Des centaines d'enseignants et d'étudiants ont occupé jeudi plusieurs mairies de l'État de Guerrero, dans le sud du Mexique, pour exiger des autorités qu'elles retrouvent les 43 élèves enseignants disparus depuis près de trois semaines.

Plusieurs mairies ont été évacuées préventivement, notamment celle d'Iguala, la ville où ces 43 jeunes entre 17 et 21 ans ont disparu le 26 septembre après une fusillade provoquée par des policiers et des hommes armés, présumés narcotrafiquants, et qui avait fait 6 morts et 25 blessés.

Les étudiants et les enseignants mobilisés, appuyés par des organisations syndicales et sociales de la région, prévoient des blocages de routes et l'occupation de péages sur l'autoroute menant vers la ville touristique d'Acapulco, où est prévue une grande manifestation vendredi.

Outre la mairie de Chilpancingo, capitale de l'État du Guerrero, les manifestants ont occupé les mairies de Tlapa de Comonfort, d'Atoyac de Alvarez et de Huamuxtitlan sans que soient rapportées de violences, a indiqué à l'AFP un responsable du centre de commandement de la police régionale.

À Huamuxtitlan, à 490 km de Mexico, «environ 200 enseignants occupent la mairie et nous sommes respectueux de la manifestation», a expliqué le maire, Johnny Saucedo, par téléphone à l'AFP.

À la mairie d'Iguala, des dizaines d'agents se sont employés pendant la journée à déménager les photocopieuses et des archives confidentielles «par précaution» face à l'éventualité d'une occupation, a dit aux journalistes Oscar Antonio Chavez, chef du cabinet du maire.

Les occupations sont menées par la Coordination régionale des travailleurs de l'éducation de Guerrero (CETEG), une fraction radicale du syndicat national des enseignants.

«Nous n'avons pas la capacité d'occuper les 81 mairies de l'État en un seul jour, aussi notre plan est de le faire de manière progressive», a dit José Angel Baron, porte-parole de la CETEG.

Étudiants en grève

L'absence d'informations sur le sort des jeunes de l'école normale d'Ayotzinapa, ajoutée à la découverte aux alentours d'Iguala de fosses clandestines contenant des cadavres non identifiés, fait monter l'indignation et l'exaspération au Mexique.

Dans la capitale, des milliers d'étudiants de grandes universités ont répondu à un mot d'ordre de grève de 48 heures mercredi et jeudi, très suivi notamment à l'Université nationale autonome du Mexique (Unam), la plus importante du pays, et à l'Université autonome métropolitaine (UAM).

Selon les autorités, les 43 étudiants disparus ont été remis par des policiers municipaux à des membres du cartel des Guerreros Unidos, issu du groupe criminel des frères Beltran Leyva.

Le maire d'Iguala, José Luis Abarca, et son épouse, en cavale depuis le lendemain des événements du 26 septembre, sont toujours recherchés par la police.

La soeur du maire, Roselia Abarca, a accepté de parler à l'AFP. Elle a indiqué que, le 27 septembre, son frère a dit aux membres de la famille : «Je vous charge de ma maison et de mes enfants.
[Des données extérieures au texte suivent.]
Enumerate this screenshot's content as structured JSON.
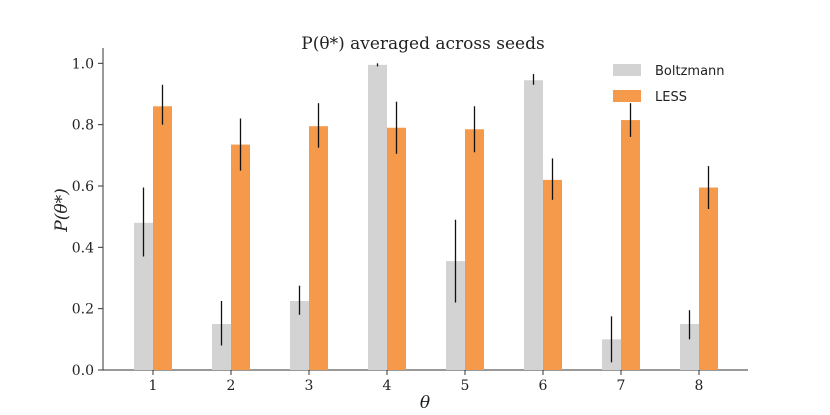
{
  "chart_data": {
    "type": "bar",
    "title": "P(θ*) averaged across seeds",
    "xlabel": "θ",
    "ylabel": "P(θ*)",
    "categories": [
      "1",
      "2",
      "3",
      "4",
      "5",
      "6",
      "7",
      "8"
    ],
    "ylim": [
      0,
      1.05
    ],
    "yticks": [
      "0.0",
      "0.2",
      "0.4",
      "0.6",
      "0.8",
      "1.0"
    ],
    "legend_position": "top-right",
    "series": [
      {
        "name": "Boltzmann",
        "color": "#d3d3d3",
        "values": [
          0.48,
          0.15,
          0.225,
          0.995,
          0.355,
          0.945,
          0.1,
          0.15
        ],
        "err_low": [
          0.37,
          0.08,
          0.18,
          0.99,
          0.22,
          0.93,
          0.025,
          0.1
        ],
        "err_high": [
          0.595,
          0.225,
          0.275,
          1.0,
          0.49,
          0.965,
          0.175,
          0.195
        ]
      },
      {
        "name": "LESS",
        "color": "#f5994a",
        "values": [
          0.86,
          0.735,
          0.795,
          0.79,
          0.785,
          0.62,
          0.815,
          0.595
        ],
        "err_low": [
          0.8,
          0.65,
          0.725,
          0.705,
          0.71,
          0.555,
          0.76,
          0.525
        ],
        "err_high": [
          0.93,
          0.82,
          0.87,
          0.875,
          0.86,
          0.69,
          0.87,
          0.665
        ]
      }
    ]
  }
}
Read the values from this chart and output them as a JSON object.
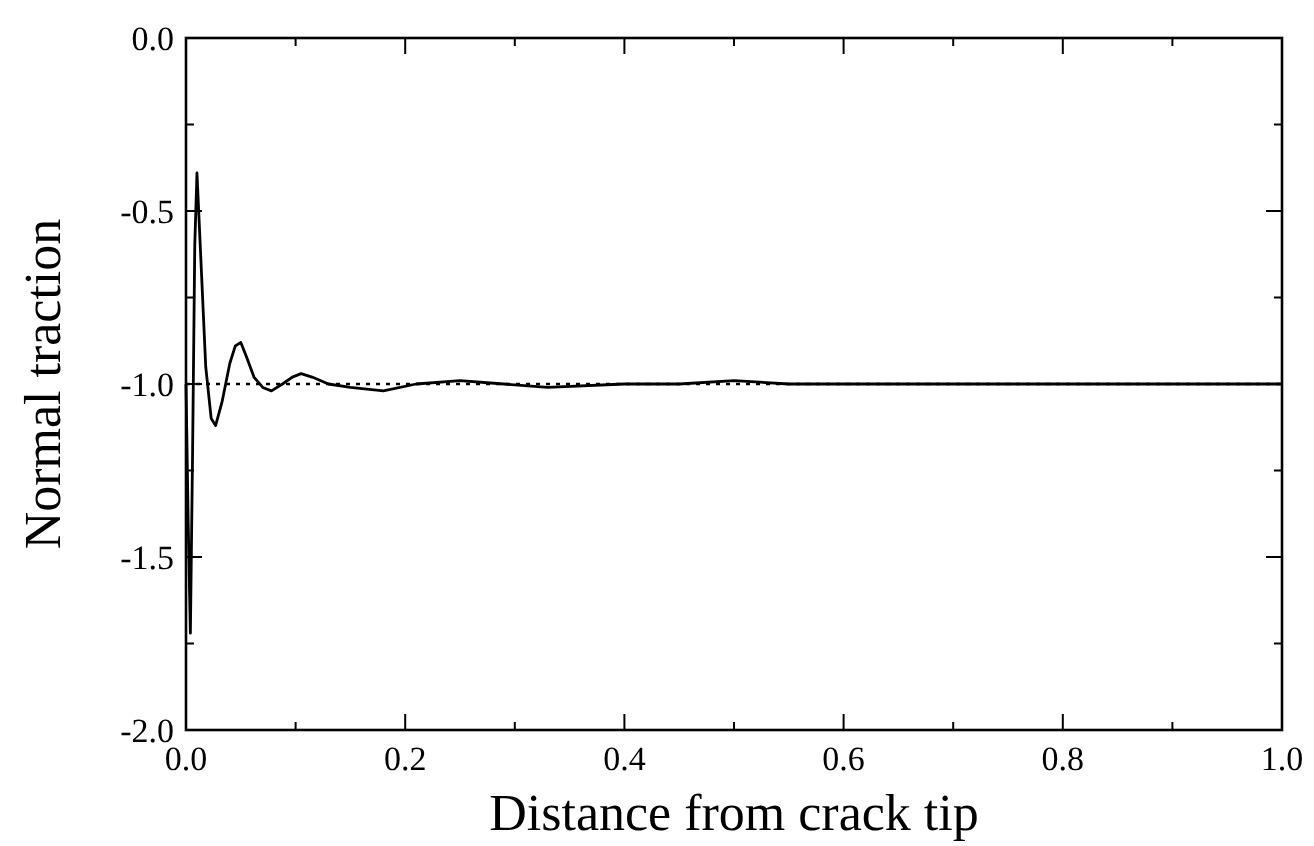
{
  "chart_data": {
    "type": "line",
    "xlabel": "Distance from crack tip",
    "ylabel": "Normal traction",
    "xlim": [
      0,
      1
    ],
    "ylim": [
      -2,
      0
    ],
    "xticks": [
      {
        "value": 0,
        "label": "0.0"
      },
      {
        "value": 0.1,
        "label": null
      },
      {
        "value": 0.2,
        "label": "0.2"
      },
      {
        "value": 0.3,
        "label": null
      },
      {
        "value": 0.4,
        "label": "0.4"
      },
      {
        "value": 0.5,
        "label": null
      },
      {
        "value": 0.6,
        "label": "0.6"
      },
      {
        "value": 0.7,
        "label": null
      },
      {
        "value": 0.8,
        "label": "0.8"
      },
      {
        "value": 0.9,
        "label": null
      },
      {
        "value": 1,
        "label": "1.0"
      }
    ],
    "yticks": [
      {
        "value": -2,
        "label": "-2.0"
      },
      {
        "value": -1.75,
        "label": null
      },
      {
        "value": -1.5,
        "label": "-1.5"
      },
      {
        "value": -1.25,
        "label": null
      },
      {
        "value": -1,
        "label": "-1.0"
      },
      {
        "value": -0.75,
        "label": null
      },
      {
        "value": -0.5,
        "label": "-0.5"
      },
      {
        "value": -0.25,
        "label": null
      },
      {
        "value": 0,
        "label": "0.0"
      }
    ],
    "grid": false,
    "marker": "none",
    "line_style": "solid",
    "series": [
      {
        "color": "#000000",
        "x": [
          0,
          0.002,
          0.004,
          0.006,
          0.008,
          0.01,
          0.013,
          0.018,
          0.023,
          0.027,
          0.033,
          0.04,
          0.045,
          0.05,
          0.055,
          0.062,
          0.07,
          0.078,
          0.088,
          0.097,
          0.105,
          0.115,
          0.13,
          0.15,
          0.18,
          0.21,
          0.25,
          0.29,
          0.33,
          0.4,
          0.45,
          0.5,
          0.55,
          0.6,
          0.8,
          1.0
        ],
        "values": [
          -1.0,
          -1.4,
          -1.72,
          -1.2,
          -0.6,
          -0.39,
          -0.6,
          -0.95,
          -1.1,
          -1.12,
          -1.05,
          -0.94,
          -0.89,
          -0.88,
          -0.92,
          -0.98,
          -1.01,
          -1.02,
          -1.0,
          -0.98,
          -0.97,
          -0.98,
          -1.0,
          -1.01,
          -1.02,
          -1.0,
          -0.99,
          -1.0,
          -1.01,
          -1.0,
          -1.0,
          -0.99,
          -1.0,
          -1.0,
          -1.0,
          -1.0
        ]
      }
    ],
    "ref_lines": [
      {
        "axis": "y",
        "value": -1,
        "color": "#000000",
        "line_style": "dotted"
      }
    ]
  }
}
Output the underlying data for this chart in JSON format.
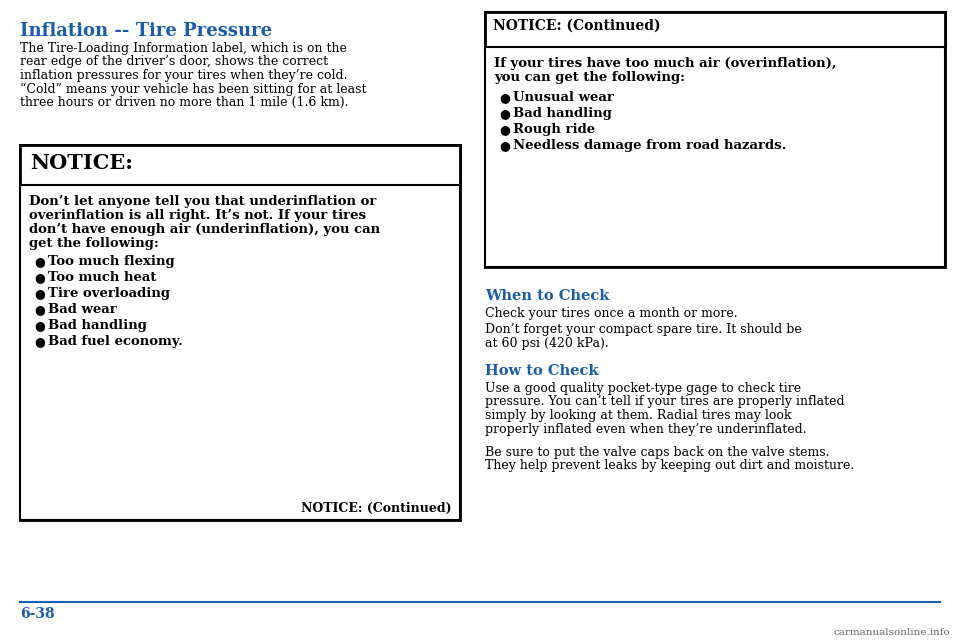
{
  "bg_color": "#ffffff",
  "title": "Inflation -- Tire Pressure",
  "title_color": "#1a5cb0",
  "intro_text_lines": [
    "The Tire-Loading Information label, which is on the",
    "rear edge of the driver’s door, shows the correct",
    "inflation pressures for your tires when they’re cold.",
    "“Cold” means your vehicle has been sitting for at least",
    "three hours or driven no more than 1 mile (1.6 km)."
  ],
  "notice_header": "NOTICE:",
  "notice_body_lines": [
    "Don’t let anyone tell you that underinflation or",
    "overinflation is all right. It’s not. If your tires",
    "don’t have enough air (underinflation), you can",
    "get the following:"
  ],
  "notice_bullets": [
    "Too much flexing",
    "Too much heat",
    "Tire overloading",
    "Bad wear",
    "Bad handling",
    "Bad fuel economy."
  ],
  "notice_continued": "NOTICE: (Continued)",
  "right_notice_header": "NOTICE: (Continued)",
  "right_notice_body_lines": [
    "If your tires have too much air (overinflation),",
    "you can get the following:"
  ],
  "right_notice_bullets": [
    "Unusual wear",
    "Bad handling",
    "Rough ride",
    "Needless damage from road hazards."
  ],
  "when_header": "When to Check",
  "when_text1": "Check your tires once a month or more.",
  "when_text2_lines": [
    "Don’t forget your compact spare tire. It should be",
    "at 60 psi (420 kPa)."
  ],
  "how_header": "How to Check",
  "how_text1_lines": [
    "Use a good quality pocket-type gage to check tire",
    "pressure. You can’t tell if your tires are properly inflated",
    "simply by looking at them. Radial tires may look",
    "properly inflated even when they’re underinflated."
  ],
  "how_text2_lines": [
    "Be sure to put the valve caps back on the valve stems.",
    "They help prevent leaks by keeping out dirt and moisture."
  ],
  "footer_text": "6-38",
  "footer_color": "#1a5cb0",
  "section_color": "#1a5cb0",
  "watermark": "carmanualsonline.info"
}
Cela va se régler, faites-moi confiance.»

Elle assure ne pas savoir depuis lors où se trouve son frère aîné, qui ne répond plus aux appels de la famille.

Selon elle, les membres de la famille se réunissent tous les soirs à 20h00 et font des «prières pour que les étudiants réapparaissent» et que son frère soit blanchi.

Chute d'un opérateur financier

Les autorités judiciaires ont procédé à l'arrestation de près de 50 personnes, dont 40 policiers, mais admettent qu'elles ne tiennent pas encore les cerveaux du crime et ne peuvent pas en déterminer les motifs.

Toutefois, de plus en plus d'éléments témoignent de l'infiltration des Guerreros Unidos à Iguala.

Le ministère de la Justice a fait état de l'arrestation de Raul Nuñez Salgado, opérateur financier supposé des Guerreros Unidos. Il aurait remis chaque mois l'équivalent de 35 000 euros au sous-directeur de la sécurité publique de la ville d'Iguala. Ce fonctionnaire municipal est également recherché par la police.